65 years on and Holden’s still making history

New models

By now, most of our readers will have worked out that Holden has a massive  campaign underway to promote the brand’s comprehensive line-up of SUVs. 

You’ve likely seen the advertisement with Debbie Harry belting out “One way or another’’ while an art heist is going down and every Holden SUV is cunningly promoted. 

The whole ‘range’ concept of marketing vehicles is the most cost-effective way to highlight the fact your brand has a solution for every situation, but once you’ve done a range promotion, how do you keep it going? 

Holden New Zealand came up with a decidedly off-the-wall (and off the coast) idea, which just happened to coincide with the brand’s 65th anniversary: take the range of SUVs to a standout location, awash with history that includes 65 in it somewhere. 

Said destination, the Chatham islands, which – apparently, for Holden’s purposes – rose out of the sea some 65 million years ago… well, it sounds good anyway and who’s to say they didn’t? 

What such an event gave Holden was the kudos of being the only new car brand to do a launch on the Chathams, cementing a milestone in not only the brand’s, but automotive history. 

Shipping anything to the Chathams is an extraordinary business. You can do it by air on aircraft that saw service in the 1950s (very Indiana Jones) and that will take you about two hours from Wellington, or alternatively, you can freight by sea, which can take three days (again, very Indiana Jones). 

Needless to say, neither is an easy – nor inexpensive – exercise, which makes you wonder how Holden can put such silly prices on its vehicles. 

Holden’s current specials are available for May and June and include a saving of $6,000 on Equinox LS, $7,000 reduction on a Trax LS, $6,000 off a Tourer, through to a massive $13,000 saving on the Trailblazer LTZ, all of which took the long way by sea to the most far flung outpost of New Zealand.

The human element flew on Air Chathams speedbird, a 1958 Convair prop job which has an awe-inspiring history in itself. 

Top speed of around 350 miles an hour, operational ceiling of not very high, because the cabin is not pressurised, no inflight entertainment, no airpoints, no overhead cabin lockers, no excess luggage allowance (one bag of 23kg checked and one carry-on) but a heckuva lot of fun, Air Chathams has a bespoke fleet which might take off on time, or it might not, and nobody seems to mind. 

Most would expect the Chathams to be islands the size of maybe Waiheke or possibly mainland Fiji. You’d be wrong: the island is huge, with a main lagoon big enough to swallow Singapore. 

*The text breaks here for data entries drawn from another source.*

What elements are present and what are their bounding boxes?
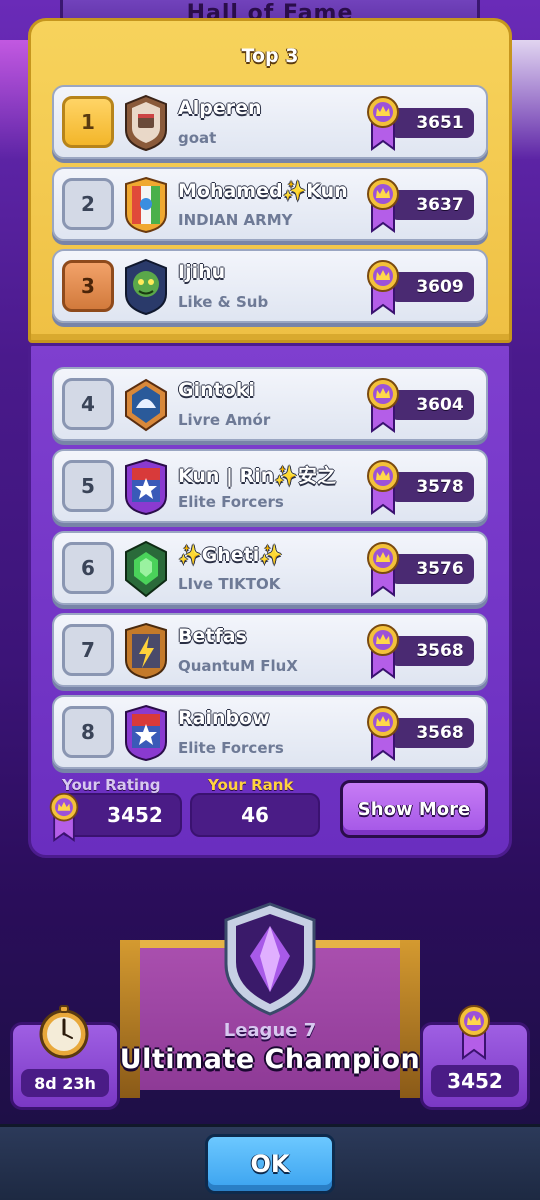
rank-number: 8: [62, 706, 114, 758]
clan-badge-icon: [125, 458, 167, 516]
player-name: Mohamed✨Kun: [178, 180, 348, 202]
trophy-count: 3651: [390, 108, 474, 138]
clan-badge-icon: [125, 378, 167, 432]
rank-number: 3: [62, 260, 114, 312]
leaderboard-row-4[interactable]: 4 Gintoki Livre Amór 3604: [52, 367, 488, 441]
crown-medal-icon: [49, 792, 79, 842]
rank-number: 6: [62, 542, 114, 594]
season-time-left: 8d 23h: [21, 1069, 109, 1097]
trophy-score: 3576: [366, 542, 474, 597]
leaderboard-row-8[interactable]: 8 Rainbow Elite Forcers 3568: [52, 695, 488, 769]
leaderboard-row-1[interactable]: 1 Alperen goat 3651: [52, 85, 488, 159]
rank-number: 1: [62, 96, 114, 148]
trophy-count: 3637: [390, 190, 474, 220]
player-name: Alperen: [178, 97, 262, 119]
trophy-score: 3568: [366, 624, 474, 679]
crown-medal-icon: [367, 260, 399, 315]
crown-medal-icon: [367, 542, 399, 597]
rank-number: 7: [62, 624, 114, 676]
clan-name: LIve TIKTOK: [178, 575, 281, 593]
rank-number: 4: [62, 378, 114, 430]
trophy-count: 3578: [390, 472, 474, 502]
trophy-count: 3604: [390, 390, 474, 420]
clan-name: Elite Forcers: [178, 739, 284, 757]
crown-medal-icon: [367, 624, 399, 679]
your-rank-value: 46: [190, 793, 320, 837]
top3-title: Top 3: [241, 45, 299, 67]
trophy-count: 3568: [390, 636, 474, 666]
background-glow-left: [0, 40, 30, 160]
ok-button[interactable]: OK: [205, 1134, 335, 1194]
crown-medal-icon: [367, 706, 399, 761]
current-rating: 3452: [431, 1065, 519, 1097]
clan-name: goat: [178, 129, 217, 147]
clan-badge-icon: [125, 540, 167, 598]
player-name: ✨Gheti✨: [178, 544, 283, 566]
trophy-count: 3568: [390, 718, 474, 748]
crown-medal-icon: [367, 378, 399, 433]
trophy-score: 3637: [366, 178, 474, 233]
clan-badge-icon: [125, 704, 167, 762]
player-name: Gintoki: [178, 379, 255, 401]
trophy-score: 3609: [366, 260, 474, 315]
show-more-button[interactable]: Show More: [340, 780, 488, 838]
trophy-score: 3604: [366, 378, 474, 433]
clan-name: Elite Forcers: [178, 493, 284, 511]
crown-medal-icon: [367, 96, 399, 151]
leaderboard-row-7[interactable]: 7 Betfas QuantuM FluX 3568: [52, 613, 488, 687]
trophy-score: 3578: [366, 460, 474, 515]
trophy-score: 3568: [366, 706, 474, 761]
crown-medal-icon: [458, 1005, 490, 1060]
crown-medal-icon: [367, 178, 399, 233]
clan-name: Livre Amór: [178, 411, 271, 429]
player-name: Rainbow: [178, 707, 270, 729]
clan-badge-icon: [125, 94, 167, 152]
clan-badge-icon: [125, 258, 167, 316]
rank-number: 2: [62, 178, 114, 230]
crown-medal-icon: [367, 460, 399, 515]
leaderboard-row-6[interactable]: 6 ✨Gheti✨ LIve TIKTOK 3576: [52, 531, 488, 605]
trophy-count: 3609: [390, 272, 474, 302]
player-name: Betfas: [178, 625, 247, 647]
player-name: Ijihu: [178, 261, 226, 283]
clan-name: INDIAN ARMY: [178, 211, 293, 229]
leaderboard-row-3[interactable]: 3 Ijihu Like & Sub 3609: [52, 249, 488, 323]
leaderboard-row-5[interactable]: 5 Kun | Rin✨安之 Elite Forcers 3578: [52, 449, 488, 523]
clan-name: QuantuM FluX: [178, 657, 298, 675]
background-glow-right: [510, 40, 540, 160]
rank-number: 5: [62, 460, 114, 512]
clock-icon: [39, 1005, 89, 1059]
player-name: Kun | Rin✨安之: [178, 465, 336, 487]
clan-name: Like & Sub: [178, 293, 269, 311]
trophy-count: 3576: [390, 554, 474, 584]
clan-badge-icon: [125, 622, 167, 680]
your-rank-label: Your Rank: [208, 776, 294, 794]
trophy-score: 3651: [366, 96, 474, 151]
clan-badge-icon: [125, 176, 167, 234]
league-shield-icon: [224, 902, 316, 1016]
leaderboard-row-2[interactable]: 2 Mohamed✨Kun INDIAN ARMY 3637: [52, 167, 488, 241]
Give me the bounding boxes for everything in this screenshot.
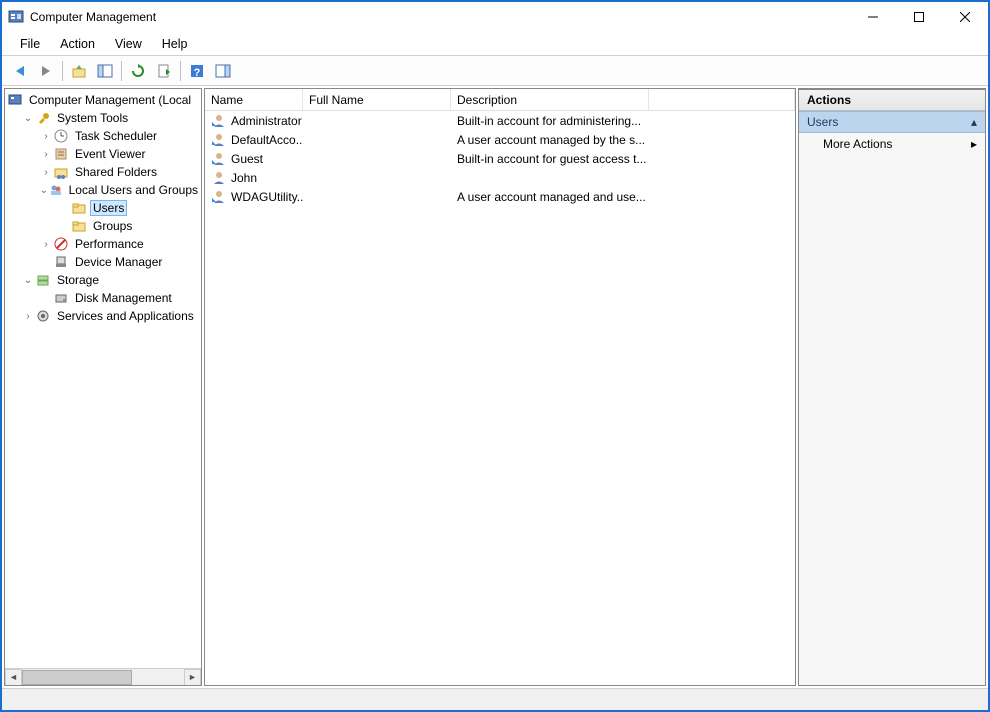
statusbar xyxy=(2,688,988,710)
list-row[interactable]: WDAGUtility... A user account managed an… xyxy=(205,187,795,206)
storage-icon xyxy=(35,272,51,288)
cell-name: WDAGUtility... xyxy=(231,190,303,204)
user-icon xyxy=(211,189,227,205)
actions-more[interactable]: More Actions ▸ xyxy=(799,133,985,155)
maximize-button[interactable] xyxy=(896,2,942,32)
titlebar: Computer Management xyxy=(2,2,988,32)
tree-shared-folders[interactable]: › Shared Folders xyxy=(5,163,201,181)
chevron-down-icon[interactable]: ⌄ xyxy=(21,275,35,286)
col-header-extra[interactable] xyxy=(649,89,795,110)
chevron-right-icon: ▸ xyxy=(971,137,977,151)
cell-description: Built-in account for administering... xyxy=(451,114,795,128)
menu-action[interactable]: Action xyxy=(50,34,105,54)
user-icon xyxy=(211,170,227,186)
cell-description: Built-in account for guest access t... xyxy=(451,152,795,166)
event-icon xyxy=(53,146,69,162)
refresh-button[interactable] xyxy=(126,59,150,83)
list-row[interactable]: Guest Built-in account for guest access … xyxy=(205,149,795,168)
app-icon xyxy=(8,9,24,25)
actions-header: Actions xyxy=(799,89,985,111)
window-title: Computer Management xyxy=(30,10,156,24)
menu-help[interactable]: Help xyxy=(152,34,198,54)
scroll-left-button[interactable]: ◄ xyxy=(5,669,22,686)
chevron-right-icon[interactable]: › xyxy=(21,311,35,322)
tree-system-tools[interactable]: ⌄ System Tools xyxy=(5,109,201,127)
export-button[interactable] xyxy=(152,59,176,83)
tree-users[interactable]: Users xyxy=(5,199,201,217)
show-hide-tree-button[interactable] xyxy=(93,59,117,83)
actions-section-users[interactable]: Users ▴ xyxy=(799,111,985,133)
tree-root[interactable]: Computer Management (Local xyxy=(5,91,201,109)
folder-icon xyxy=(71,218,87,234)
list-row[interactable]: DefaultAcco... A user account managed by… xyxy=(205,130,795,149)
col-header-fullname[interactable]: Full Name xyxy=(303,89,451,110)
tree-local-users-groups[interactable]: ⌄ Local Users and Groups xyxy=(5,181,201,199)
cell-name: John xyxy=(231,171,257,185)
chevron-right-icon[interactable]: › xyxy=(39,149,53,160)
forward-button[interactable] xyxy=(34,59,58,83)
chevron-down-icon[interactable]: ⌄ xyxy=(39,185,49,196)
back-button[interactable] xyxy=(8,59,32,83)
toolbar: ? xyxy=(2,56,988,86)
disk-icon xyxy=(53,290,69,306)
tree-storage[interactable]: ⌄ Storage xyxy=(5,271,201,289)
tree-device-manager[interactable]: Device Manager xyxy=(5,253,201,271)
chevron-right-icon[interactable]: › xyxy=(39,167,53,178)
menu-view[interactable]: View xyxy=(105,34,152,54)
close-button[interactable] xyxy=(942,2,988,32)
list-row[interactable]: John xyxy=(205,168,795,187)
list-row[interactable]: Administrator Built-in account for admin… xyxy=(205,111,795,130)
user-icon xyxy=(211,132,227,148)
tools-icon xyxy=(35,110,51,126)
shared-folder-icon xyxy=(53,164,69,180)
actions-more-label: More Actions xyxy=(823,137,892,151)
tree-services-apps[interactable]: › Services and Applications xyxy=(5,307,201,325)
tree[interactable]: Computer Management (Local ⌄ System Tool… xyxy=(5,89,201,668)
chevron-right-icon[interactable]: › xyxy=(39,131,53,142)
col-header-name[interactable]: Name xyxy=(205,89,303,110)
cell-description: A user account managed and use... xyxy=(451,190,795,204)
scroll-thumb[interactable] xyxy=(22,670,132,685)
services-icon xyxy=(35,308,51,324)
tree-task-scheduler[interactable]: › Task Scheduler xyxy=(5,127,201,145)
menu-file[interactable]: File xyxy=(10,34,50,54)
cell-description: A user account managed by the s... xyxy=(451,133,795,147)
computer-management-icon xyxy=(7,92,23,108)
actions-pane: Actions Users ▴ More Actions ▸ xyxy=(798,88,986,686)
tree-horizontal-scrollbar[interactable]: ◄ ► xyxy=(5,668,201,685)
tree-groups[interactable]: Groups xyxy=(5,217,201,235)
list-pane: Name Full Name Description Administrator… xyxy=(204,88,796,686)
tree-disk-management[interactable]: Disk Management xyxy=(5,289,201,307)
tree-event-viewer[interactable]: › Event Viewer xyxy=(5,145,201,163)
scroll-right-button[interactable]: ► xyxy=(184,669,201,686)
list-body[interactable]: Administrator Built-in account for admin… xyxy=(205,111,795,685)
collapse-icon: ▴ xyxy=(971,115,977,129)
chevron-right-icon[interactable]: › xyxy=(39,239,53,250)
user-icon xyxy=(211,113,227,129)
clock-icon xyxy=(53,128,69,144)
minimize-button[interactable] xyxy=(850,2,896,32)
tree-performance[interactable]: › Performance xyxy=(5,235,201,253)
help-button[interactable]: ? xyxy=(185,59,209,83)
main-area: Computer Management (Local ⌄ System Tool… xyxy=(2,86,988,688)
performance-icon xyxy=(53,236,69,252)
cell-name: DefaultAcco... xyxy=(231,133,303,147)
up-button[interactable] xyxy=(67,59,91,83)
users-groups-icon xyxy=(49,182,63,198)
svg-text:?: ? xyxy=(194,67,201,79)
chevron-down-icon[interactable]: ⌄ xyxy=(21,113,35,124)
folder-icon xyxy=(71,200,87,216)
actions-section-label: Users xyxy=(807,115,838,129)
menubar: File Action View Help xyxy=(2,32,988,56)
cell-name: Administrator xyxy=(231,114,302,128)
show-hide-action-button[interactable] xyxy=(211,59,235,83)
window-controls xyxy=(850,2,988,32)
device-icon xyxy=(53,254,69,270)
cell-name: Guest xyxy=(231,152,263,166)
list-header: Name Full Name Description xyxy=(205,89,795,111)
user-icon xyxy=(211,151,227,167)
tree-pane: Computer Management (Local ⌄ System Tool… xyxy=(4,88,202,686)
col-header-description[interactable]: Description xyxy=(451,89,649,110)
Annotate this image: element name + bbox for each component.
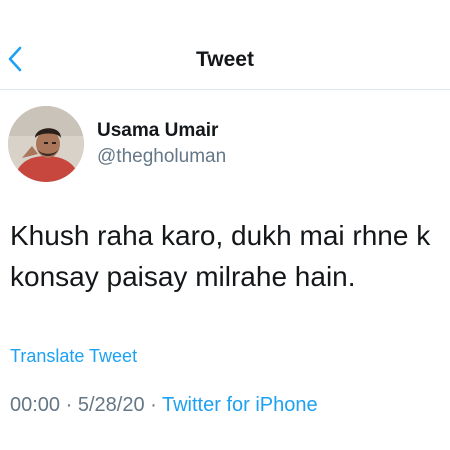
user-display-name[interactable]: Usama Umair [97, 120, 218, 142]
tweet-body: Khush raha karo, dukh mai rhne k konsay … [10, 215, 440, 297]
user-handle[interactable]: @thegholuman [97, 146, 226, 168]
top-nav-bar: Tweet [0, 0, 450, 90]
tweet-time: 00:00 [10, 394, 61, 416]
profile-photo [8, 106, 84, 182]
page-title: Tweet [196, 48, 254, 71]
tweet-date: 5/28/20 [77, 394, 145, 416]
meta-separator: · [144, 394, 162, 416]
tweet-metadata: 00:00 · 5/28/20 · Twitter for iPhone [10, 394, 318, 417]
meta-separator: · [60, 394, 78, 416]
avatar[interactable] [8, 106, 84, 182]
tweet-text-line: konsay paisay milrahe hain. [10, 261, 356, 292]
tweet-text-line: Khush raha karo, dukh mai rhne k [10, 220, 431, 251]
tweet-source-link[interactable]: Twitter for iPhone [162, 394, 318, 416]
translate-tweet-link[interactable]: Translate Tweet [10, 346, 137, 367]
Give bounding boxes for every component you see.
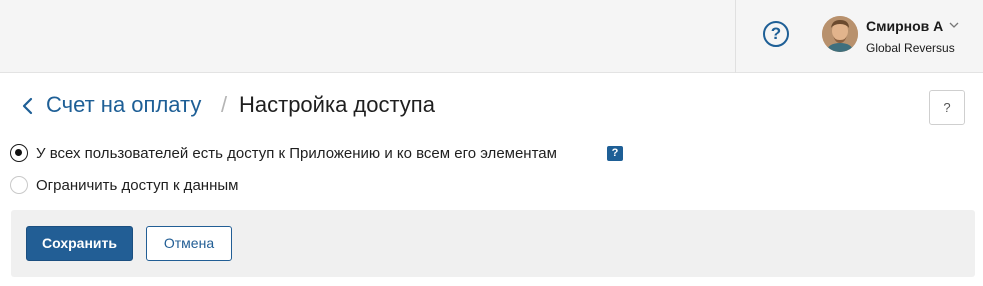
hint-button[interactable]: ?	[929, 90, 965, 125]
radio-label: Ограничить доступ к данным	[36, 177, 239, 194]
actions-panel: Сохранить Отмена	[11, 210, 975, 277]
breadcrumb-separator: /	[221, 92, 228, 117]
user-menu[interactable]: Смирнов А Global Reversus	[822, 14, 972, 60]
save-button[interactable]: Сохранить	[26, 226, 133, 261]
breadcrumb-parent-link[interactable]: Счет на оплату	[46, 92, 201, 118]
info-icon[interactable]: ?	[607, 146, 623, 161]
page-title: Настройка доступа	[239, 92, 435, 117]
user-organization: Global Reversus	[866, 41, 955, 55]
top-bar-divider	[735, 0, 736, 73]
help-circle-icon[interactable]: ?	[763, 21, 789, 47]
radio-button-unchecked[interactable]	[10, 176, 28, 194]
radio-option-restrict-access[interactable]: Ограничить доступ к данным	[10, 174, 270, 196]
avatar	[822, 16, 858, 52]
radio-button-checked[interactable]	[10, 144, 28, 162]
page-header: Счет на оплату / Настройка доступа	[0, 74, 983, 138]
user-name: Смирнов А	[866, 18, 944, 34]
radio-label: У всех пользователей есть доступ к Прило…	[36, 145, 557, 162]
back-arrow-icon[interactable]	[20, 96, 36, 116]
top-bar: ? Смирнов А Global Reversus	[0, 0, 983, 73]
chevron-down-icon[interactable]	[948, 19, 960, 31]
radio-option-full-access[interactable]: У всех пользователей есть доступ к Прило…	[10, 142, 600, 164]
hint-icon: ?	[943, 100, 951, 115]
cancel-button[interactable]: Отмена	[146, 226, 232, 261]
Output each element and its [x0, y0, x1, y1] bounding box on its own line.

The size of the place will continue to astound you. The roading network (well groomed gravel interspersed with splats of tarmac) covers some 170kms and traffic congestion is usually down to free ranging cows, hawks which can be mistaken for American eagles, weka (naturally) feral emu, and every now and again, a local coming your way, trailing a large comet tail of dust. Some will slow for you, others won’t, but everybody waves.   

The Chathams is still a harsh place where civilisation is a thin veneer, there’s still a pioneering/colonising feel to the place, despite the three schools, hospital, police force (of two this year), and businesses like ‘Mitre 9’ and the local ‘3 Square.’ Ask a local about Westfield and he’ll point to the coast of New Zealand, indicating the paddock that lies in the same general direction. 

Tourism Chathams is run by Toni, who owns the MAF appointed drug dog; Hotel Chathams and attached pub, the rental car fleet for the Chathams and soon, the small boutique tourism industry of Forget-Me-Not cottages, since the tourist trade is becoming a big thing in this wilderness paradise. 

Toni knows every one of the 600 residents permanently living on the Chathams, and she reckons they all know each other too. 

Well, you sort of have to, as travelling around on the island means you have to traverse various farms (including that of the mayor) to get around and see the sights. 

We know this, because the five brand new Holdens, the diminutive Trax, mid-sized Equinox, go anywhere Trailblazer, arrive in style Acadia and the yeah-its-not-really-an-SUV Commodore Tourer went all over the island roads in the course of week with different motor-noters, all marvelling at what is still New Zealand, but which incorporates so much of the rest of the world: Scotland, South America, Nebraska, Ireland, Alaska, Canada. See the world two hours off the coast of Godzone. 

Of all the vehicles driven during Company Vehicle’s time on the Chathams, the outright pick of the pack was the Commodore Tourer for comfort. We liked the stability of the Equinox on gravel and the implacability of the Trailblazer when the going got interesting even by Chathams standards.  

The Acadia delivered the most relaxed ride of all, while the perky Trax reminded us so much of drug dog Pippi for its enthusiasm and terrier-like terrain following. 

It would seem then that someone at Holden New Zealand knew exactly what he was doing when it came to promoting ‘’the way Holden SUV’s’’ by travelling to the Chathams, where it’s a Kiwi lifestyle, Jim, just not quite as we mainlanders know it.